Bud?s Family Style Chicken (Review)
In the middle of winter, in the middle of one of the worst economies the country has ever seen, comfort food provides a brief respite. And no comfort food has ever beat down-home, honest-to-God real fried chicken and all it’s glorious trappings.
That’s what you get at Bud’s.
And if one orders the family-style all-you-can-eat lunch ($10) – which is what we recommend – you get more comfort than a body ought to. (There are daily lunch specials for $5 and occasional dinner specials for $8.)
Bud’s is the reincarnation of a family restaurant that operated in Benton County in the 1980s, but sold out about 20 years ago. Keith Jensen, the son of the original Bud’s owner, was in the house-building business; when that started going south, he dug out an old family recipe and reopened the Bud’s concept.
Two of our reviewers decided to check it out and ordered the all-you-can-eat for a recent lunch and then set out to talk business. Before long, the conversation was punctuated with “Mmms” and “Ahs” and “Oh, mys.”
With the family-style offerings comes a first course: a crock of the restaurant’s famous bean soup – a smooth, buttery concoction lightly salted that could easily serve as a meal on its own.
But both reviewers had their eyes set on the prize. After a hasty bowl of the soup, they nodded for the attentive waitress to bring it on.
She did. Bowls of corn, green beans, mashed potatoes, cream gravy, cole slaw and buttermilk biscuits were served up, followed with an initial offering of crispy golden fried chicken, an offering that didn’t slow down until the reviewers cried “uncle.”
One reviewer figured Bud’s would dish out generic-tasting cafe food for the sides, allowing the kitchen staff to focus all attention on the chicken. He’s seen that restaurant trick before. But that was not the case at Bud’s. Side dishes are fresh, well-seasoned and homemade (the slaw is a particular treat). Most all would be worthy of a trip to Bud’s even without the fowl fare.

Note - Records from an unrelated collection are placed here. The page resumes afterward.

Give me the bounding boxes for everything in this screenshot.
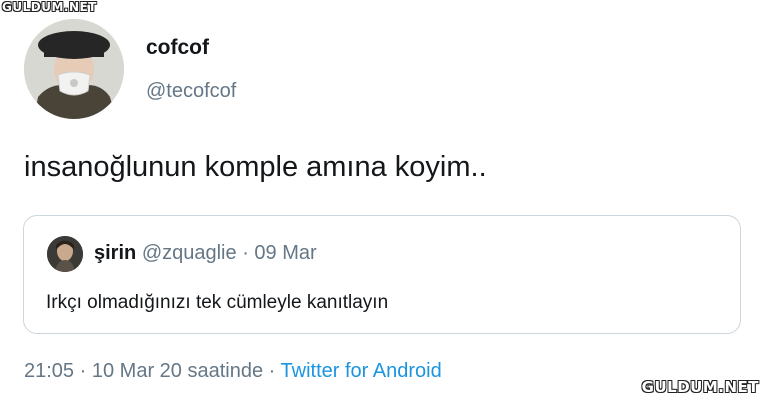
meta-separator-2: · [268, 360, 276, 382]
tweet-meta: 21:05 · 10 Mar 20 saatinde · Twitter for… [24, 360, 442, 383]
quoted-avatar[interactable] [47, 236, 83, 272]
tweet-text: insanoğlunun komple amına koyim.. [24, 151, 487, 183]
quoted-handle[interactable]: @zquaglie [142, 242, 237, 264]
quoted-display-name[interactable]: şirin [94, 242, 136, 264]
watermark-bottom: GULDUM.NET [641, 378, 759, 396]
author-display-name[interactable]: cofcof [146, 36, 209, 60]
tweet-date[interactable]: 10 Mar 20 saatinde [92, 360, 263, 382]
tweet-time[interactable]: 21:05 [24, 360, 74, 382]
tweet-source-link[interactable]: Twitter for Android [281, 360, 442, 382]
watermark-top: GULDUM.NET [2, 0, 97, 14]
author-avatar[interactable] [24, 19, 124, 119]
quoted-separator: · [242, 242, 249, 264]
quoted-tweet-card[interactable]: şirin @zquaglie · 09 Mar Irkçı olmadığın… [23, 215, 741, 334]
author-handle[interactable]: @tecofcof [146, 80, 236, 103]
avatar-image [24, 19, 124, 119]
quoted-date[interactable]: 09 Mar [254, 242, 316, 264]
quoted-avatar-image [47, 236, 83, 272]
quoted-header: şirin @zquaglie · 09 Mar [94, 242, 317, 265]
quoted-text: Irkçı olmadığınızı tek cümleyle kanıtlay… [46, 292, 389, 313]
meta-separator: · [79, 360, 87, 382]
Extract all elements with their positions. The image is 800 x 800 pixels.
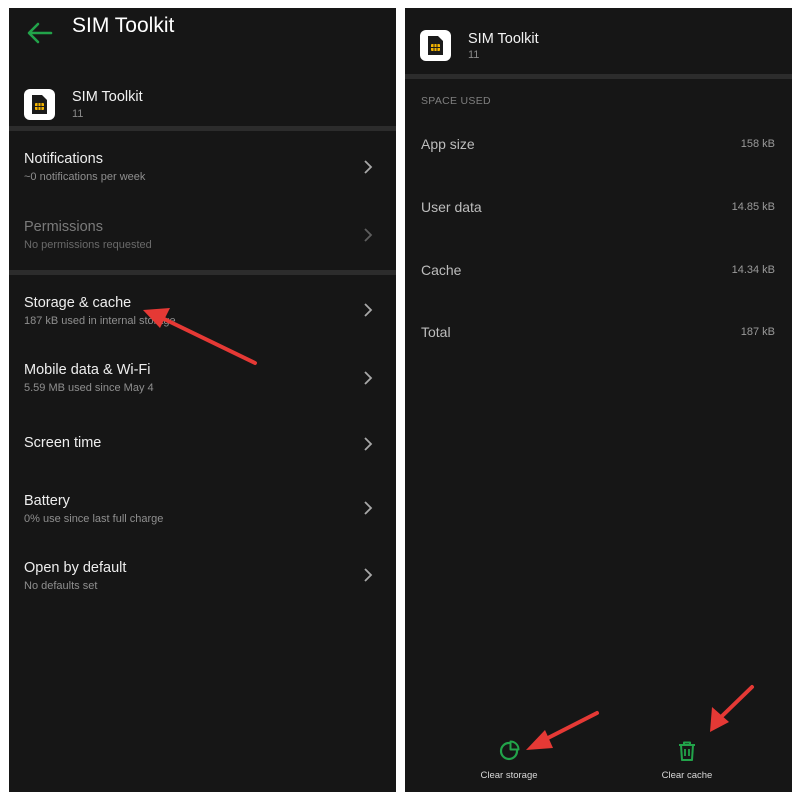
sim-card-icon <box>24 89 55 120</box>
row-subtitle: 0% use since last full charge <box>24 513 164 525</box>
stat-value: 14.34 kB <box>731 264 775 276</box>
notifications-row[interactable]: Notifications ~0 notifications per week <box>9 135 396 199</box>
pie-chart-icon <box>499 740 520 761</box>
open-by-default-row[interactable]: Open by default No defaults set <box>9 543 396 607</box>
app-version: 11 <box>468 49 480 61</box>
app-info-screen: SIM Toolkit SIM Toolkit 11 Notifications… <box>9 8 396 792</box>
row-title: Screen time <box>24 435 102 451</box>
clear-cache-button[interactable]: Clear cache <box>632 740 742 781</box>
clear-storage-label: Clear storage <box>480 770 538 781</box>
row-title: Storage & cache <box>24 295 132 311</box>
chevron-right-icon <box>364 437 373 451</box>
chevron-right-icon <box>364 568 373 582</box>
row-subtitle: 187 kB used in internal storage <box>24 315 176 327</box>
back-arrow-icon[interactable] <box>23 16 57 50</box>
row-title: Mobile data & Wi-Fi <box>24 362 151 378</box>
stat-label: User data <box>421 199 482 215</box>
clear-cache-label: Clear cache <box>661 770 713 781</box>
section-divider <box>9 270 396 275</box>
stat-label: App size <box>421 136 475 152</box>
space-used-heading: SPACE USED <box>421 95 491 107</box>
row-subtitle: No permissions requested <box>24 239 152 251</box>
battery-row[interactable]: Battery 0% use since last full charge <box>9 476 396 540</box>
stat-value: 187 kB <box>740 326 775 338</box>
page-title: SIM Toolkit <box>72 14 175 37</box>
chevron-right-icon <box>364 303 373 317</box>
row-subtitle: ~0 notifications per week <box>24 171 146 183</box>
row-title: Notifications <box>24 151 103 167</box>
stat-value: 158 kB <box>740 138 775 150</box>
row-subtitle: 5.59 MB used since May 4 <box>24 382 154 394</box>
sim-card-icon <box>420 30 451 61</box>
row-title: Open by default <box>24 560 127 576</box>
chevron-right-icon <box>364 160 373 174</box>
section-divider <box>9 126 396 131</box>
clear-storage-button[interactable]: Clear storage <box>454 740 564 781</box>
row-title: Permissions <box>24 219 103 235</box>
mobile-data-wifi-row[interactable]: Mobile data & Wi-Fi 5.59 MB used since M… <box>9 346 396 410</box>
chevron-right-icon <box>364 228 373 242</box>
stat-value: 14.85 kB <box>731 201 775 213</box>
storage-cache-row[interactable]: Storage & cache 187 kB used in internal … <box>9 278 396 342</box>
stat-label: Cache <box>421 262 462 278</box>
stat-label: Total <box>421 324 451 340</box>
storage-screen: SIM Toolkit 11 SPACE USED App size 158 k… <box>405 8 792 792</box>
row-title: Battery <box>24 493 70 509</box>
chevron-right-icon <box>364 371 373 385</box>
app-name: SIM Toolkit <box>72 89 143 105</box>
app-version: 11 <box>72 108 84 120</box>
app-header: SIM Toolkit 11 <box>9 80 396 140</box>
permissions-row[interactable]: Permissions No permissions requested <box>9 203 396 267</box>
section-divider <box>405 74 792 79</box>
screen-time-row[interactable]: Screen time <box>9 412 396 476</box>
chevron-right-icon <box>364 501 373 515</box>
row-subtitle: No defaults set <box>24 580 98 592</box>
trash-icon <box>679 741 695 761</box>
app-header: SIM Toolkit 11 <box>405 22 792 82</box>
app-name: SIM Toolkit <box>468 31 539 47</box>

Oh yeah, the chicken. Bud’s serves up normal-sized pressure-fried chicken pieces from normal-sized birds, not from small birds being rushed to market and not bite-sized cuts for the sake of convenience. This is chicken the way it’s supposed to be enjoyed: hot, fried and on the bone.
“Juicy, tender, crispy, fried to perfection,” said one reviewer. “I’ve never had anything quite that good.”
“The food is excellent, the atmosphere is very basic,” said the other reviewer. “Not the place for a high-power lunch or sales meeting, but a great place to work through some business details.”
Both agree Bud’s is worth revisiting again and again.